當然,從照片上看不出什麼..但夾克拉上後還剩很多空間,差不多可以繞到背後拉上。
這就是為什麼我和我朋友於6月21日發送了該電子郵件的原由,為了告知我們對他健康狀況的擔心。
我不是說MJ是病得快不行了。
我不是說MJ是被謀殺的。
我不是說我知道真相。
我只是說我們,作為歌迷,認為Michael可能處於危險中。
我只是說我們,作為歌迷,看到Michael瘦了很多。
我只是說我們,作為歌迷,可以看出他被影響了。
我只是說,MJ曾經告訴過歌迷他處於極大壓力中,胃口和睡眠都很差。
我現在只問那些MJ的隨行人員,為什麽你們一直告訴大家MJ的狀態非常好,而任何一個不是為他工作的人看到的卻不是這樣?
我只是想知道,為什麼就在今天(這個網頁上線的2天之後),‘一份有關MJ被洩漏的屍檢報告的新聞稿突然出現在世界各地的連接中,這份報告聲稱他的體重是136英鎊(即使這也不是很多),而它的標題是“Michael Jackson很健康”。
屍檢報告不應該在調查終結之前被公開。
有人害怕了嗎?
我不是說MJ被謀殺了。
我不是說MJ生病了。
我只是對某些人說:
停止欺騙我們
不要再把我們當傻瓜
我們看到MJ是什麼狀態
他告訴我們,他感覺不是很好。
停止撒謊。
我們已經失去他了。
要有勇氣去承認事實且說:
是的,也許MJ需要幫助,而我們沒有提供。
為了讓他感覺不那麼的緊張,我們應該在演出之間安排更多的休息時間。
我們並不是說這些人謀殺了他。
但是聽到一個人有煩惱和焦慮,可以讓他放鬆一下,他可以吃的更好,睡得更好,而不需要異丙酚去幫助睡眠。
如果是這樣,他還會在這裡。
謝謝您。

地點:穹幕項目(The Dome Project)/ Culver工作室
2009年6月11號.
這是我發給MJ的fans和他的工作人員的電子郵件,你有興趣就看一下吧:
Marika Prochet 6月21日 15:21
親愛的MJ最親密的fans:
這封信很重要,也許有人會討厭,但有人會開始思考。
你們知道幾天前,我和Moon有幸被邀請觀賞MJ的拍攝。
MJ當時穿著白色緊身褲和白色緊身恤衫,都非常的貼身。
你們都知道MJ自從審訊時期已變得太瘦弱了,我們在一起討論過並且總是認為:他瘦得可怕。
我們有人還告訴過他應該多吃點。
但上周我和Moon看到的情況讓我們很吃驚,他已經不止是過瘦,簡直瘦得像骷髏!我看見他的背影難受得反胃,我從來沒有如此震驚過。我一早知道他瘦,但衣服穿在他身上就好象他依然裸體一樣...我很尷尬。
我出來之後,跟粉絲們說了什麼?
“天啊,他太瘦了”然後呢?我說什麽?
“噢,這實在太棒了!真的!我在拍攝現場見到了MJ”。
從試演開始後我一直有這種感覺,他現在甚至已經不能用瘦來形容了,他瘦得只剩下骨架了。但還是談談其他的吧,因為我什麽都做不了。談談見到他我有多高興吧。

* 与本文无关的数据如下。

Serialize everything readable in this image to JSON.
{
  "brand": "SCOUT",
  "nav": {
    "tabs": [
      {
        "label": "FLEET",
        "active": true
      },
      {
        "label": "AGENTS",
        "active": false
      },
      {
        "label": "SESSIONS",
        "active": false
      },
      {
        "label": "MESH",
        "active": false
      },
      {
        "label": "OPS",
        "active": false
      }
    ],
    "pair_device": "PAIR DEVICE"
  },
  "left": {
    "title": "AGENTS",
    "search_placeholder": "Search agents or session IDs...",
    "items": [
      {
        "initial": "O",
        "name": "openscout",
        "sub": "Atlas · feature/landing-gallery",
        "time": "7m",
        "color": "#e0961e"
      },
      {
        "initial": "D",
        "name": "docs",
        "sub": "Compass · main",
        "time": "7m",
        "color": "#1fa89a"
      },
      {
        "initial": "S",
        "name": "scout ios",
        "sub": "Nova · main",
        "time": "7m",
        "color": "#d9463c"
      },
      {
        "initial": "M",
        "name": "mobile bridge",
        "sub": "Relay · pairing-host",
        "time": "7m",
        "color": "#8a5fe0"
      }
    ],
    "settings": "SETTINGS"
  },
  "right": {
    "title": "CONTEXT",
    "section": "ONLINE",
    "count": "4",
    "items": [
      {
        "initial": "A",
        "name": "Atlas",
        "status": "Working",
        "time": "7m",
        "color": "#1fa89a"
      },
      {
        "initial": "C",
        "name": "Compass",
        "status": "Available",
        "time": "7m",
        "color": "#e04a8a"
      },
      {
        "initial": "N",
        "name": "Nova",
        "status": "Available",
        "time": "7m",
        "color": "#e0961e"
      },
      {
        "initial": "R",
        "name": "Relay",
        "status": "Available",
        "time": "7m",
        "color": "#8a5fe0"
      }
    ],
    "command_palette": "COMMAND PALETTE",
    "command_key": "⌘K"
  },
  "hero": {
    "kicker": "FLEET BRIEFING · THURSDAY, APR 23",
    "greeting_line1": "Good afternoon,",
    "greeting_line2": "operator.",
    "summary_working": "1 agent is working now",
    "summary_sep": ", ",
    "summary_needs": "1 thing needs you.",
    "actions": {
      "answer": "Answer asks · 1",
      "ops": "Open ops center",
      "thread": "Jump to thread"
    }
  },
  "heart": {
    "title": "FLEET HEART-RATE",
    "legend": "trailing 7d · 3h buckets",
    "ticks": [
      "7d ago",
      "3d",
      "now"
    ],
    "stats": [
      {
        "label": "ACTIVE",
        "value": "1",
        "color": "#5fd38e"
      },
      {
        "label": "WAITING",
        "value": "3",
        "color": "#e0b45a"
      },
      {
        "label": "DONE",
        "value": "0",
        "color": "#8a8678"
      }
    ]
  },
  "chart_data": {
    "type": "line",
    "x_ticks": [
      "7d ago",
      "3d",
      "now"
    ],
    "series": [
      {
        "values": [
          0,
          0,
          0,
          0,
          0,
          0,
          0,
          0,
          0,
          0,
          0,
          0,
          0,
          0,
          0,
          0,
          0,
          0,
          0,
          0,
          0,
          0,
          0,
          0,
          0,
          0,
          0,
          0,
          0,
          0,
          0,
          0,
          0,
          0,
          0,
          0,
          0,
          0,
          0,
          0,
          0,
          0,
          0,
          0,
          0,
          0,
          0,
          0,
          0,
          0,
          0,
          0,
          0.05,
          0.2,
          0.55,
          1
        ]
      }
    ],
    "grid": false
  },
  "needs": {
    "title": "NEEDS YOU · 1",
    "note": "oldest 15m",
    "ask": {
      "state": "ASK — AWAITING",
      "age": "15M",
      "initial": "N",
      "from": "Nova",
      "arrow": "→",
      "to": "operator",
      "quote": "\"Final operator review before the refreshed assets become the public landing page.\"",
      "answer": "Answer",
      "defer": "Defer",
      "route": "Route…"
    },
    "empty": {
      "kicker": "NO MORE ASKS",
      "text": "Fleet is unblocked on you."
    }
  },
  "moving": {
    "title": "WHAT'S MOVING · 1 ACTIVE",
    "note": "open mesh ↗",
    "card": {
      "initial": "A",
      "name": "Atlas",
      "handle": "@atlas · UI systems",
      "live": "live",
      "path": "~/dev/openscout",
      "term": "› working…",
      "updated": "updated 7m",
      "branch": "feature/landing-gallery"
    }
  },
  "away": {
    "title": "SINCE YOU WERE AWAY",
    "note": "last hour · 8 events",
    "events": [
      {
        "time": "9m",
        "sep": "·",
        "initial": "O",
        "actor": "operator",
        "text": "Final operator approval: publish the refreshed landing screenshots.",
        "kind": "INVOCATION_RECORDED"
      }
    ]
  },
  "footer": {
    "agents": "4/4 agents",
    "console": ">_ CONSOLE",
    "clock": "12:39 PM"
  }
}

但,老實說,從那天以後我覺得很不可思議,就像感覺有罪似的。
我覺得自己看見了事實。有一次他沒穿大衣,只穿著一件大大的恤衫和一條大大的褲子,而我看見了他真實的情況。
我感覺就好像是我知道是怎麽回事但我不想接受。
老實說,以前我覺得跟你們一樣。我們會擔心幾分鐘,但接著心裡就只會想著:我想見MJ,我想擁抱他,並對他說我愛你...我會想著自己的感覺和快樂。
但接著我又會想:MJ天天排練,身邊天天也圍繞著200多人,他們每天和他一起工作。但這些人究竟是誰?
舞蹈演員們正在實現他們的夢想,Kenny Ortega也正在製作最好的演出,還有技術人員,MJ的保鏢,Michael Bush.還有Karen Faye。
沒有家人,沒有朋友,一個人都沒有。
Karen是唯一的一個愛護著MJ的人,所以我給她發了電子郵件,我想知道是不是人人都瞎了?什麽都不做?
這是她的回覆:
你好Marika,
我知道。
我正在做我一切力所能及的事。你和我的心都在同一個地方。
為了他,請保守這個秘密。
愛你的
Karen
Shanti, Shanti, Shanti
當我看到這個的時候,我意識到自己的想法是對的。
她正在做一些事情,但她能做什麽?
我們都知道,MJ不聽別人的的話。他做任何他想做的事。
而如果你知道一點有關厭食症的情況,你就知道,如果你叫他們吃東西是完全沒用的。
所以也許Karen曾經告訴他要吃東西,但他不吃。
在他那種狀況的人,需要一點刺激來開始做一些事情。
所以,這是我對你們所有人提的問題:
我們真的都非常愛MJ。我們都想看他的演出。我們都在想如何才能在第一排;如何得到更多的票;如何比其他的fans有更多的機會見到他;如何能和他一起拍照;如何才不會傷害他。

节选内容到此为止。